Der Spass hält wieder
Einzug.
Peter "Peavy" Wagner, Marcos Rodriguez und Vassilos
"Lucky" Maniatopoulus sind seit fünf Jahren Rage. Dass
mit den beiden "Neuen", Marcos und Lucky, der Faktor
Spass wieder zurück kam und das Vertrauen wieder Einzug
hielt, sieht man bei den Konzerten und hört man der
Musik an. Dieser Spass breitete sich auch beim Interview
aus, bei welchem der sonst redselige Peavy, das Zepter
seinen beiden Mitmusikern überliess. Die Begeisterung,
die Freude, die Leidenschaft und die Ehre, dass der
Gitarrist und der Trommler nun bei Rage spielen, hört
man jeder Antwort an. Dies immer gepaart mit einer sehr
ehrlichen Bescheidenheit. Mit «Wings Of Rage» hat das
Trio wieder diesen Grad beschritten, der zwischen leicht
progressiven Parts, technischen Kabinettstückchen und
melodischen Metal-Elementen liegt. Man spürt den Liedern
die Liebe und Passion zur Musik an und dass die Drei das
alte, musikalische Erbe aus den Jahren 1988 bis 1999
wieder aufleben lassen. Dies mit Ehre, Stolz und
Respekt. Selten habe ich eine solch verschworene Einheit
gesehen und erlebt bei einem Interview. Manchmal ist es
sehr schwierig, solche Emotionen in Worte wieder zu geben.
Aber lest selber…
MF: Wie wars für euch zum
ersten Mal in dieser Besetzung zusammen zu spielen?
Lucky: Das ist eine coole Frage!
Peavy (lachend): Daran kann ich mich nicht mehr
erinnern…
Marcos: …oh, der erste Song, den wir
zusammen spielten war «Shame On You»! Gefolgt von «Don't
Fear The Winter» (grinst). Wir haben alles viel zu
schnell gespielt, weil wir so aufgeregt waren (grinst).

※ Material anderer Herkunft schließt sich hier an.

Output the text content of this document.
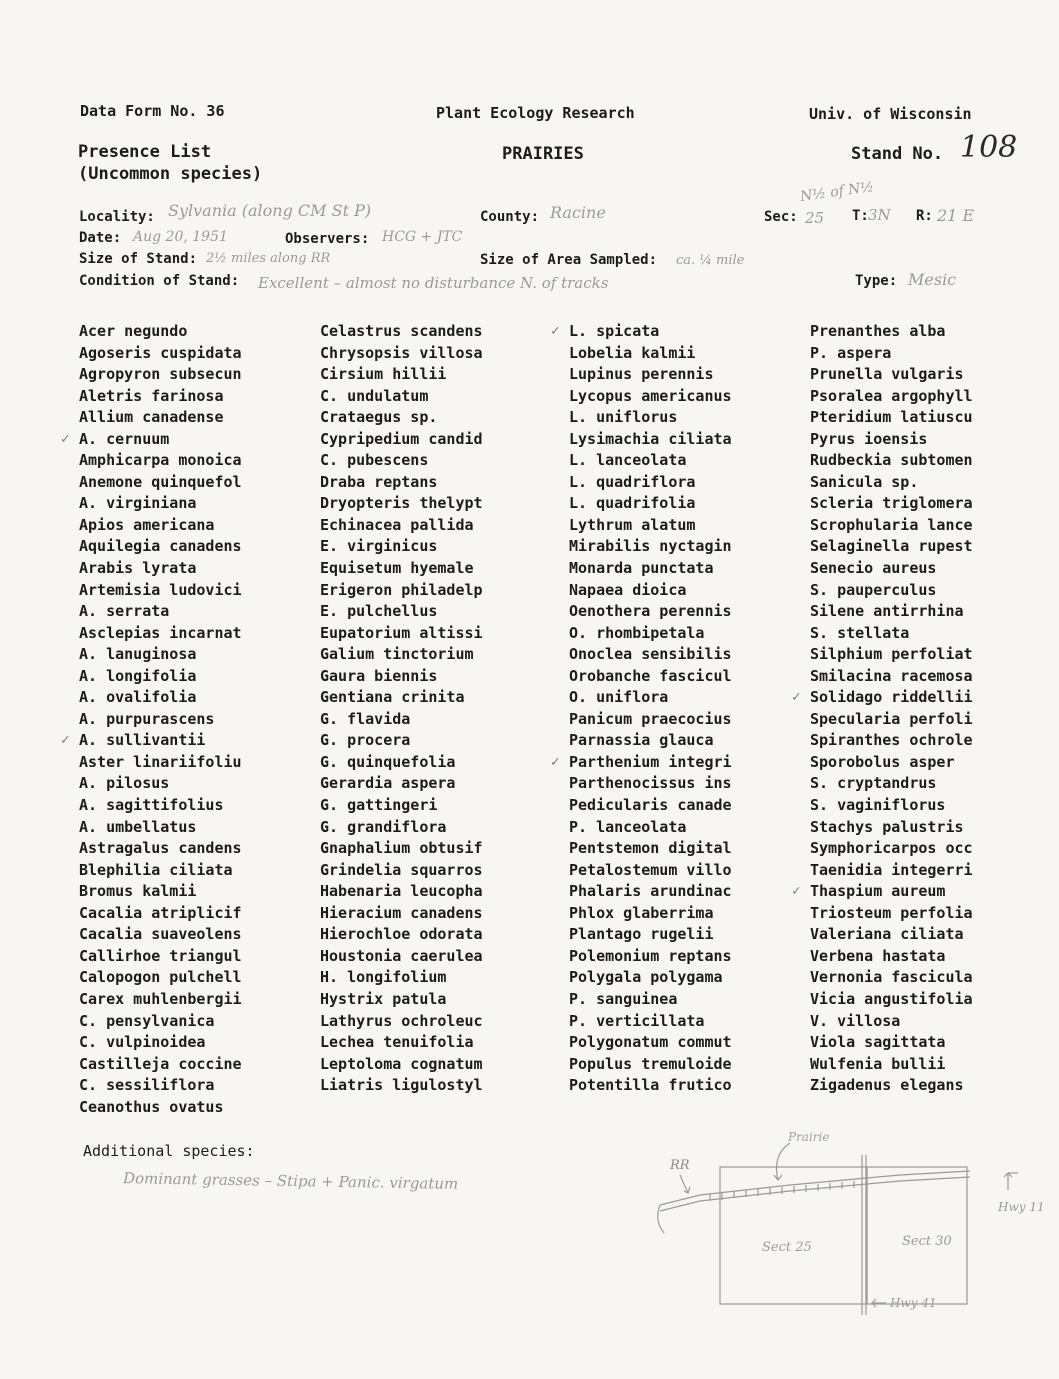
Data Form No. 36	Plant Ecology Research	Univ. of Wisconsin
Presence List
(Uncommon species)
PRAIRIES	Stand No. 108
N½ of N½
Locality: Sylvania (along CM St P)	County: Racine	Sec: 25 T: 3N R: 21 E
Date: Aug 20, 1951	Observers: HCG + JTC
Size of Stand: 2½ miles along RR	Size of Area Sampled: ca. ¼ mile
Condition of Stand: Excellent – almost no disturbance N. of tracks	Type: Mesic
Acer negundo
Agoseris cuspidata
Agropyron subsecun
Aletris farinosa
Allium canadense
A. cernuum
✓
Amphicarpa monoica
Anemone quinquefol
A. virginiana
Apios americana
Aquilegia canadens
Arabis lyrata
Artemisia ludovici
A. serrata
Asclepias incarnat
A. lanuginosa
A. longifolia
A. ovalifolia
A. purpurascens
A. sullivantii
✓
Aster linariifoliu
A. pilosus
A. sagittifolius
A. umbellatus
Astragalus candens
Blephilia ciliata
Bromus kalmii
Cacalia atriplicif
Cacalia suaveolens
Callirhoe triangul
Calopogon pulchell
Carex muhlenbergii
C. pensylvanica
C. vulpinoidea
Castilleja coccine
C. sessiliflora
Ceanothus ovatus
Celastrus scandens
Chrysopsis villosa
Cirsium hillii
C. undulatum
Crataegus sp.
Cypripedium candid
C. pubescens
Draba reptans
Dryopteris thelypt
Echinacea pallida
E. virginicus
Equisetum hyemale
Erigeron philadelp
E. pulchellus
Eupatorium altissi
Galium tinctorium
Gaura biennis
Gentiana crinita
G. flavida
G. procera
G. quinquefolia
Gerardia aspera
G. gattingeri
G. grandiflora
Gnaphalium obtusif
Grindelia squarros
Habenaria leucopha
Hieracium canadens
Hierochloe odorata
Houstonia caerulea
H. longifolium
Hystrix patula
Lathyrus ochroleuc
Lechea tenuifolia
Leptoloma cognatum
Liatris ligulostyl
L. spicata
✓
Lobelia kalmii
Lupinus perennis
Lycopus americanus
L. uniflorus
Lysimachia ciliata
L. lanceolata
L. quadriflora
L. quadrifolia
Lythrum alatum
Mirabilis nyctagin
Monarda punctata
Napaea dioica
Oenothera perennis
O. rhombipetala
Onoclea sensibilis
Orobanche fascicul
O. uniflora
Panicum praecocius
Parnassia glauca
Parthenium integri
✓
Parthenocissus ins
Pedicularis canade
P. lanceolata
Pentstemon digital
Petalostemum villo
Phalaris arundinac
Phlox glaberrima
Plantago rugelii
Polemonium reptans
Polygala polygama
P. sanguinea
P. verticillata
Polygonatum commut
Populus tremuloide
Potentilla frutico
Prenanthes alba
P. aspera
Prunella vulgaris
Psoralea argophyll
Pteridium latiuscu
Pyrus ioensis
Rudbeckia subtomen
Sanicula sp.
Scleria triglomera
Scrophularia lance
Selaginella rupest
Senecio aureus
S. pauperculus
Silene antirrhina
S. stellata
Silphium perfoliat
Smilacina racemosa
Solidago riddellii
✓
Specularia perfoli
Spiranthes ochrole
Sporobolus asper
S. cryptandrus
S. vaginiflorus
Stachys palustris
Symphoricarpos occ
Taenidia integerri
Thaspium aureum
✓
Triosteum perfolia
Valeriana ciliata
Verbena hastata
Vernonia fascicula
Vicia angustifolia
V. villosa
Viola sagittata
Wulfenia bullii
Zigadenus elegans
Additional species:
Dominant grasses – Stipa + Panic. virgatum
Prairie
RR
Sect 25	Sect 30
Hwy 11
Hwy 41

Zudem war es verdammt laut…
Lucky: …und ich war
danach vierzig Kilo leichter…
Peavy: …das erste Mal
spielten wir doch an deiner Geburtstagsparty?! Lucky und
Marcos zählen schon lange zu meinen Freunden. Lucky war
Schlagzeugschüler von Efthi (spielte von 1987 bis 1999
bei Rage und heute zusammen mit Peavy bei Refuge) und
später Drum-Tech bei Rage. Als mir klar war, dass ich
mit dem Smolski Line-up Schluss machen muss, war Lucky
mit seiner Band Tri State Corner unser Support. Zuerst
bestand der Plan, dass Lucky das Management bei Rage
übernehmen und helfen sollte, den Laden wieder auf
Vordermann zu bringen. Marcos war mit seiner Band
Soundchaser auf einer vorherigen Tournee unser Support.
Damals sprachen wir davon ein Nebenprojekt zu starten. Bei
einer der letzten Shows, im alten Rage-Bandgefüge,
sprach ich Marcos an und verabredete mich mit ihm. Somit
waren Lucky als Manager und Marcos als Gitarrist an
Bord. Etwas Passendes als Schlagzeuger, fand sich aber
nicht. Auf dieser Geburtstagsparty fiel es mir wie
Schuppen aus den Haaren, als ich Lucky spielen sah. Wir
jammten ein bisschen rum und ich sagte zu Lucky: "Alter,
du MUSST das machen!" Allerdings sträubte er sich noch
dagegen…
Lucky: …ich wollte dies nur machen, wenn
Efthi seinen Segen dazu gibt. Ich kündigte meinen Job,
nachdem ich mit ihm darüber gesprochen habe. Efthi
meinte nur: "…Alter, wir bringen dich dahin, dass du das
problemlos spielen kannst". Dabei nahm er mich in den
Arm. Zusammen trainierten wir, bis ich in der Lage war,
diese Lieder trommeln zu können. Er hat mir seinen Segen
gegeben (grinsend).
MF: Wie war das für
euch, in die Fussabdrücke eurer Vorgänger rein zu stehen?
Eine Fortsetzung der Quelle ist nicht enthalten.